Fortnite Launches Virtual London with Zaha Hadid Architects
Mike Colagrossi
The virtual and the real are colliding in a unique partnership that launched this month. Zaha Hadid Architects and Epic Games have created a new in-game experience for the popular Fortnite video game.
Virtual Worlds: The collaboration, titled ‘Re:Imagine London’, is a video game experience within the game where players can explore and build within a virtual London. The partnership’s goal was to encourage players to start exploring urban development and engagement by gamifying a sandbox development.
According to Zaha Hadid Architects, players will be invited to create buildings and walkable areas within a sustainable and mixed-used planning environment.
“The experience facilitates rapid optioneering through an engaging and exploratory approach to negotiating the complexities of the urban condition to build collaboratively in a contemporary context,” said Zaha Hadid Architects.
Virtual City Modeling & Real World Development Participation
Zaha Hadid Architects used Epic Games’ Unreal Editor for Fortnite (UEFN) to create Re:Imagine London.
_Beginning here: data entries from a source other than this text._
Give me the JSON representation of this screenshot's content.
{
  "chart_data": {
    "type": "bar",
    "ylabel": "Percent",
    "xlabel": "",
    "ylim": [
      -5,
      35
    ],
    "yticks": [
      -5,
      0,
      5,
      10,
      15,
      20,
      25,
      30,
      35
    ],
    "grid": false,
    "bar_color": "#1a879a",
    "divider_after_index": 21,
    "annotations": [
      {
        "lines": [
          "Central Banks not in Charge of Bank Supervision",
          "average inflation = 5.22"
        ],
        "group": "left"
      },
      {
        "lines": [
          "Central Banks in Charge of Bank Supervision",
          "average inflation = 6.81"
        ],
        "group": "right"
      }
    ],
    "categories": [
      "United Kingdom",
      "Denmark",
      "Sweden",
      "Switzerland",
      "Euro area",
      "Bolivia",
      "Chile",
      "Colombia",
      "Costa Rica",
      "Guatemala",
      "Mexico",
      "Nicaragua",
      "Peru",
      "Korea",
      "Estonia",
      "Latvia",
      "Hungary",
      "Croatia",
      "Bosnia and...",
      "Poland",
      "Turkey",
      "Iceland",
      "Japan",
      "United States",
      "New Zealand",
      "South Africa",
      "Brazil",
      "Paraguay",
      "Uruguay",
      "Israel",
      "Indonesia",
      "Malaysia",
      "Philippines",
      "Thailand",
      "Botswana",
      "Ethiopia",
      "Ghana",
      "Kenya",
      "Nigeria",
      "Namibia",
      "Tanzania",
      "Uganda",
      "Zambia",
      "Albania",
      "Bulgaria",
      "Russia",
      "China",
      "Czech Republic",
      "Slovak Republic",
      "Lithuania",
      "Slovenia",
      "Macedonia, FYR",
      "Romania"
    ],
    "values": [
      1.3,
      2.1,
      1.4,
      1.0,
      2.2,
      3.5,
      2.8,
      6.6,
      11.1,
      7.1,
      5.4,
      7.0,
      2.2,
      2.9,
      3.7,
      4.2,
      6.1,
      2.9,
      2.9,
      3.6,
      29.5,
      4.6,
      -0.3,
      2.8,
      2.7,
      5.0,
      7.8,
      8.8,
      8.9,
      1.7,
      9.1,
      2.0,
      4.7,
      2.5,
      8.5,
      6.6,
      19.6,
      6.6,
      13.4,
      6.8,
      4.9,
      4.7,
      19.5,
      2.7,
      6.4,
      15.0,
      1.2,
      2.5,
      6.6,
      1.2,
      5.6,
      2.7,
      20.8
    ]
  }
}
The company wants to gain insight into how the UEFN software could be used for practical architectural design projects.
Fortnite developers hope to “inspire players to envision how future cities could be more walkable, vibrant, green, and sustainable.”
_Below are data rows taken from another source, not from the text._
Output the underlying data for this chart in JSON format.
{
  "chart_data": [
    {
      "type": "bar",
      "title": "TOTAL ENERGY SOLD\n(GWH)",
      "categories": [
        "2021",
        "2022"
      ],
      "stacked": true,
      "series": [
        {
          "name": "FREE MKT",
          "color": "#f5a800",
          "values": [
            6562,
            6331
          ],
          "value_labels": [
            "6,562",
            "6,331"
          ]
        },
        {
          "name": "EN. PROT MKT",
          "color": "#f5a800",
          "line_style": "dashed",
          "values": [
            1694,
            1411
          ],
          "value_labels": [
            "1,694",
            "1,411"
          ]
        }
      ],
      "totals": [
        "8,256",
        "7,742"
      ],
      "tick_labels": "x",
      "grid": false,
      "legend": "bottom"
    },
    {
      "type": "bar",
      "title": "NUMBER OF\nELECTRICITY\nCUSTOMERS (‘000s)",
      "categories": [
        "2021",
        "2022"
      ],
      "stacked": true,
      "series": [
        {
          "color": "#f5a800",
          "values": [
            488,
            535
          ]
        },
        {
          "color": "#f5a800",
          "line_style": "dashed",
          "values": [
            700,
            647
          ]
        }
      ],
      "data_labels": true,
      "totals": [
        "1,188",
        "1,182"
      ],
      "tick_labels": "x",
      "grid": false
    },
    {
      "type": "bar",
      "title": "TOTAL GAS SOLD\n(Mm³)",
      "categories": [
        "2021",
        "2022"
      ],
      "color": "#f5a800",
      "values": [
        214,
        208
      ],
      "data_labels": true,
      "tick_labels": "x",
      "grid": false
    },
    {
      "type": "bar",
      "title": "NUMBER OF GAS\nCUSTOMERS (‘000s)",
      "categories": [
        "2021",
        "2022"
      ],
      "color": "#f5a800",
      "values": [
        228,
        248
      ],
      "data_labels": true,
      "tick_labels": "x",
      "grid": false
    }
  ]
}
- Players place blocks or voxels on designated sites within central London, each with height restrictions and unique features modeled after their real-world counterparts.
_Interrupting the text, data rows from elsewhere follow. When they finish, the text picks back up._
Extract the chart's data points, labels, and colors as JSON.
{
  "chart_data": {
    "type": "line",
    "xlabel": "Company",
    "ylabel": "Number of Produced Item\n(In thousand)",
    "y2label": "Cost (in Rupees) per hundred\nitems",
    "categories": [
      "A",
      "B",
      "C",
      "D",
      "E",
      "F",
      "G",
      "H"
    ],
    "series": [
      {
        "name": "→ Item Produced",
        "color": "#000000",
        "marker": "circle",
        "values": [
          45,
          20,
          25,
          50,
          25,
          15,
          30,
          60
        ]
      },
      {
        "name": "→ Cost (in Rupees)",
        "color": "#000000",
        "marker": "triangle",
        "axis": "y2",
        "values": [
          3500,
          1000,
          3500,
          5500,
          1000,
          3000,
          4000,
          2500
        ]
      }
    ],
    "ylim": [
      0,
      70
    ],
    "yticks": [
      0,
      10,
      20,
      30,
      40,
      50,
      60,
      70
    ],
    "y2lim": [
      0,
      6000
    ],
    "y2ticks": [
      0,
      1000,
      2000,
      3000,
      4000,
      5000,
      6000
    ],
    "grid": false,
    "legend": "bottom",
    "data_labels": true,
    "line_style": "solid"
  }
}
- Players choose between six different types of building (Walkway, Structure, Park, Commercial, Office, and Residential), and design it by placing voxels of those types within the build site.
Players can save buildings and interact with pedestrians that are spawned within build sites, which then navigate around park and walkway areas and continue to spawn as the site develops.
This project continues the studio’s research into digital applications into urban planning, spatial content creation and user experience, carried out by its Computation and Design research group, ZHA Code.